The decision in the case of Naresh Pal Singh vs. State of U.P, 2014(1) All JIC 417 sought to be relied by the learned counsel for the applicant, the Court finds that in the said case, upon an FIR being lodged, after investigation a final report was submitted, which was contested by a protest which came to be allowed, cognizance taken under Section 190(1)(b) of the Code as police case and against the same, a revision was allowed and the order of cognizance was set aside and matter remanded for fresh cognizance on 9.9.2011. The order dated 9.9.2011 was challenged before this Court by the informant Naresh Pal Singh.

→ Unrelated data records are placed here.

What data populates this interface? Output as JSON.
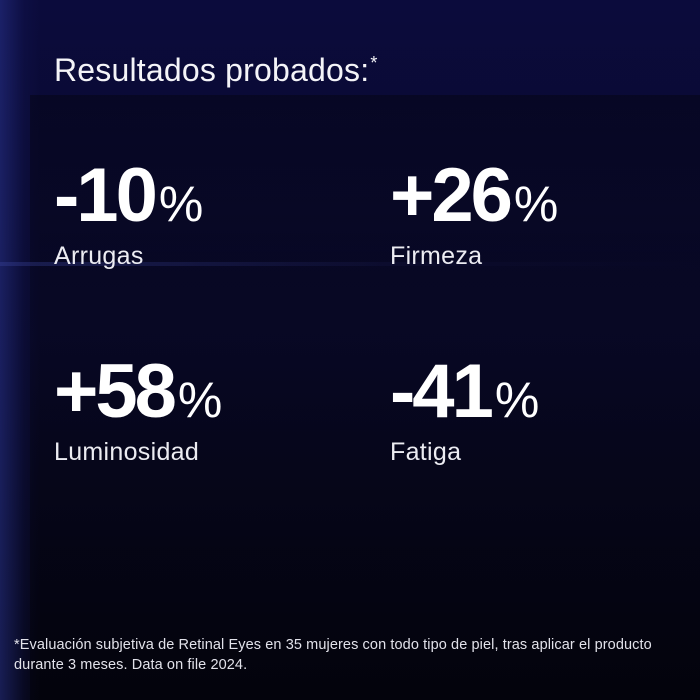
{
  "header": {
    "title": "Resultados probados:",
    "title_asterisk": "*"
  },
  "stats": [
    {
      "value": "-10",
      "unit": "%",
      "label": "Arrugas"
    },
    {
      "value": "+26",
      "unit": "%",
      "label": "Firmeza"
    },
    {
      "value": "+58",
      "unit": "%",
      "label": "Luminosidad"
    },
    {
      "value": "-41",
      "unit": "%",
      "label": "Fatiga"
    }
  ],
  "footnote": "*Evaluación subjetiva de Retinal Eyes en 35 mujeres con todo tipo de piel, tras aplicar el producto durante 3 meses. Data on file 2024.",
  "colors": {
    "background": "#080826",
    "text": "#ffffff"
  }
}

A perusal of para 20 thereof would show that this Court held that no doubt the Magistrate while taking cognizance, had written in his order that the protest has been allowed but that does not mean that the Magistrate was bound to follow the procedure of a complaint case. The said case would have no application to the present case.
Thus, what follows from the aforesaid discussion is that while allowing the protest petition, it is always open for the Magistrate as one of the four options given in Pakhandu (supra) that if the Magistrate is satisfied that there are existing materials in the case diary, which prima facie make out a case for commission of an offence and summoning of an accused, he may do so under Section 190(1)(b). The only embargo is that while doing so he shall not place any reliance on any foreign material brought before him which is not forming a part of the case diary.
In view of the above discussion, the order dated 20.6.2015, rejecting a final report, allowing a protest and summoning the applicants in respect of all the above offences, cannot be faulted.
The application lacks merit and is dismissed.